My awareness of that otherness blurs
as I awake in this here-ness
with no memory of my life-changing discoveries,
only faint echoes from the great sea.
Rows of roses
line the windows
Fill my eyes
with fushia life
But I can’t smell a thing
and all I have are pictures
It’s summer in my room
but the air is still stale
I can only recreate
so many ways
This is the best that I can do
A bath is lovely
but the porcelain cannot compare
with the mineral grit of sand
and the squishy muddy slippery rocks
I long to feel the earth again:
rocks, grass, twigs
My body craves the green
and everything real
Let me lay in the grass
and sink into the earth
Let me lay upon the beach
and feel the waves rush over me
Spring me from these manmade caves
and let myself go wild and free,
With the wind in my hair and the sun on my cheeks
My barefeet on the ground and my soul in the trees
Surround myself with birds and bees
Let my center blossom with the natural world
and let me smell the roses.
Swim in the stream you find yourself in,
and pretty soon
you’ll be floating free
in the ocean.
Is there a way
to be my own anchor?
Is there a way
to heal my own wounds?
Can I find a place in me
that’s all I’ll ever need?
In the end,
I’m all there is.
Music- the only way to get thru
Let your soul bleed all over the strings
Let your voice light the way
when you can’t see a damn thing.
We were divine
We were god and goddess of the earth
Heaven was the love we shared
We were the last and we were the first
The garden was our symphony
Our bodies were the melodies
And I can faintly remember
The song of our being
I loved him for this reason alone:
that his passion could meet my own intensity.

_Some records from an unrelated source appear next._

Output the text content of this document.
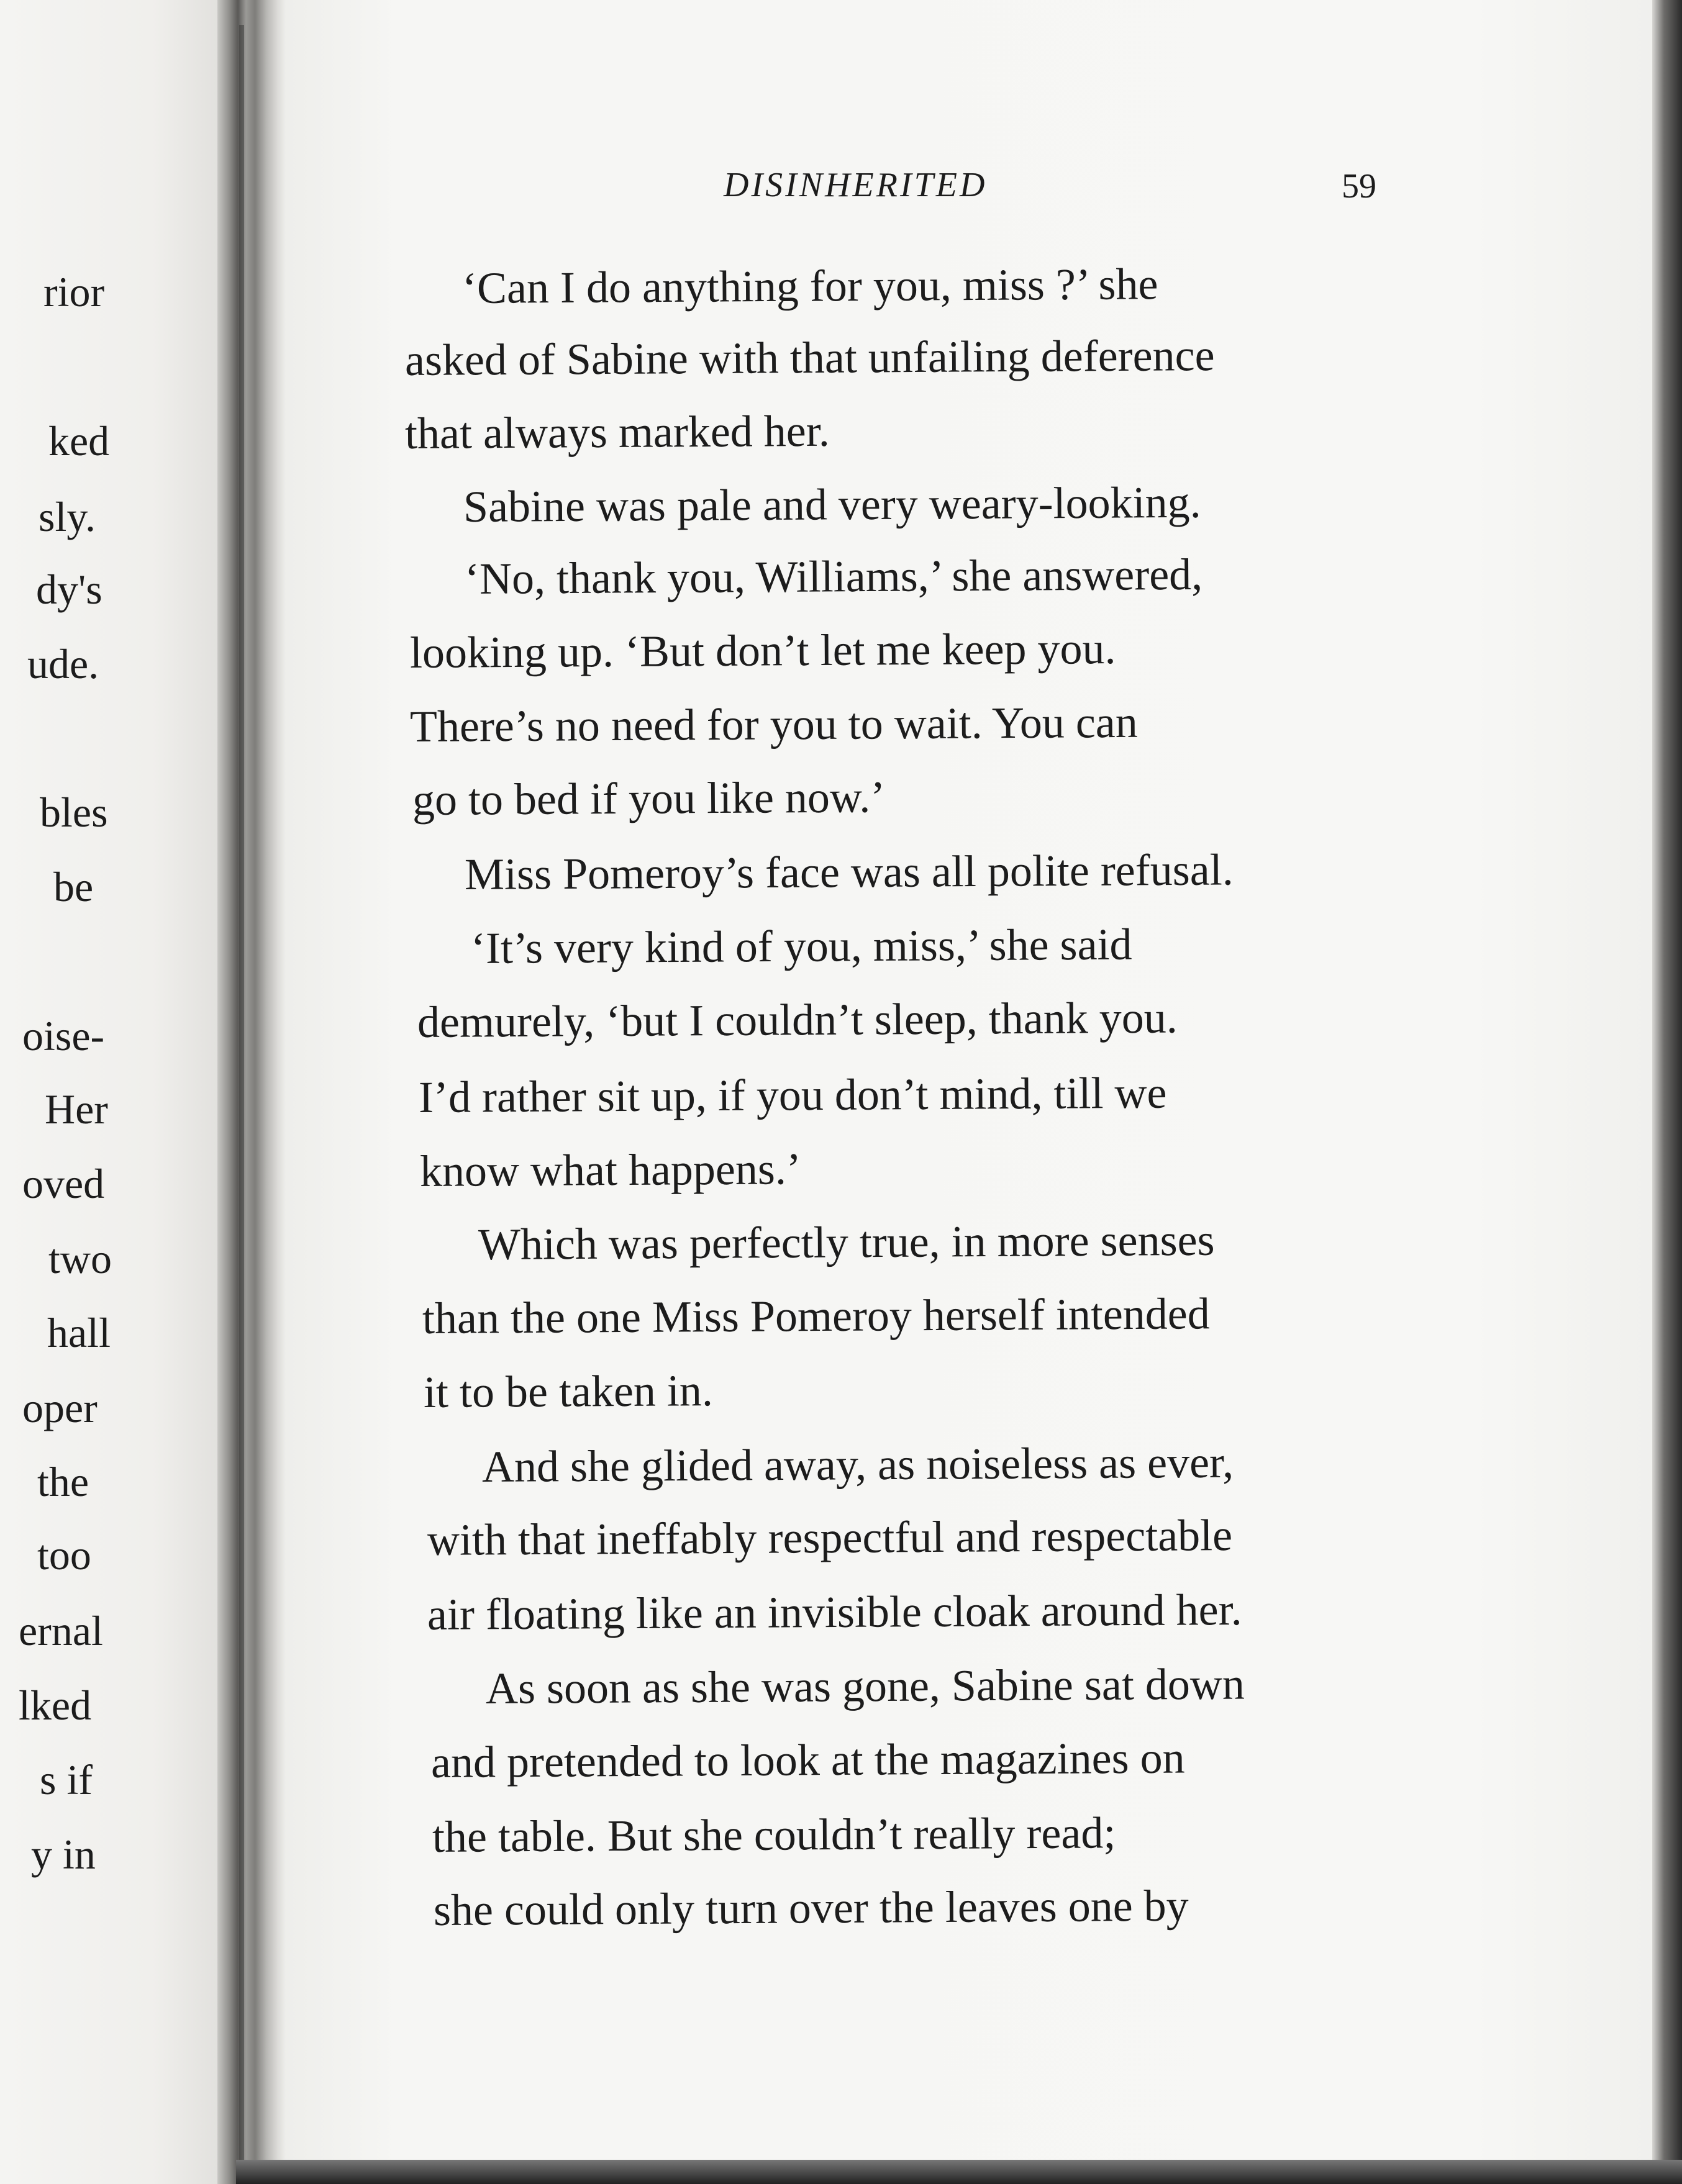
rior
ked
sly.
dy's
ude.
bles
be
oise-
Her
oved
two
hall
oper
the
too
ernal
lked
s if
y in
DISINHERITED	59
‘Can I do anything for you, miss ?’ she
asked of Sabine with that unfailing deference
that always marked her.
Sabine was pale and very weary-looking.
‘No, thank you, Williams,’ she answered,
looking up. ‘But don’t let me keep you.
There’s no need for you to wait. You can
go to bed if you like now.’
Miss Pomeroy’s face was all polite refusal.
‘It’s very kind of you, miss,’ she said
demurely, ‘but I couldn’t sleep, thank you.
I’d rather sit up, if you don’t mind, till we
know what happens.’
Which was perfectly true, in more senses
than the one Miss Pomeroy herself intended
it to be taken in.
And she glided away, as noiseless as ever,
with that ineffably respectful and respectable
air floating like an invisible cloak around her.
As soon as she was gone, Sabine sat down
and pretended to look at the magazines on
the table. But she couldn’t really read;
she could only turn over the leaves one by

I wanted to know what it would be like
to be loved with the same intoxication
that I could feel for another.
(Could it not be said
that I was in love with my own love?
That I was intoxicated
with my own intoxication?)
But there was no substance,
no bedrock to ground us.
We were only fever and feeling,
nothing but a tidal wave
and leaving disaster
in its wake.
I’m the wound that never goes away,
the scar where humanity was cut from the side of the divine
and has been blindly searching for home ever since.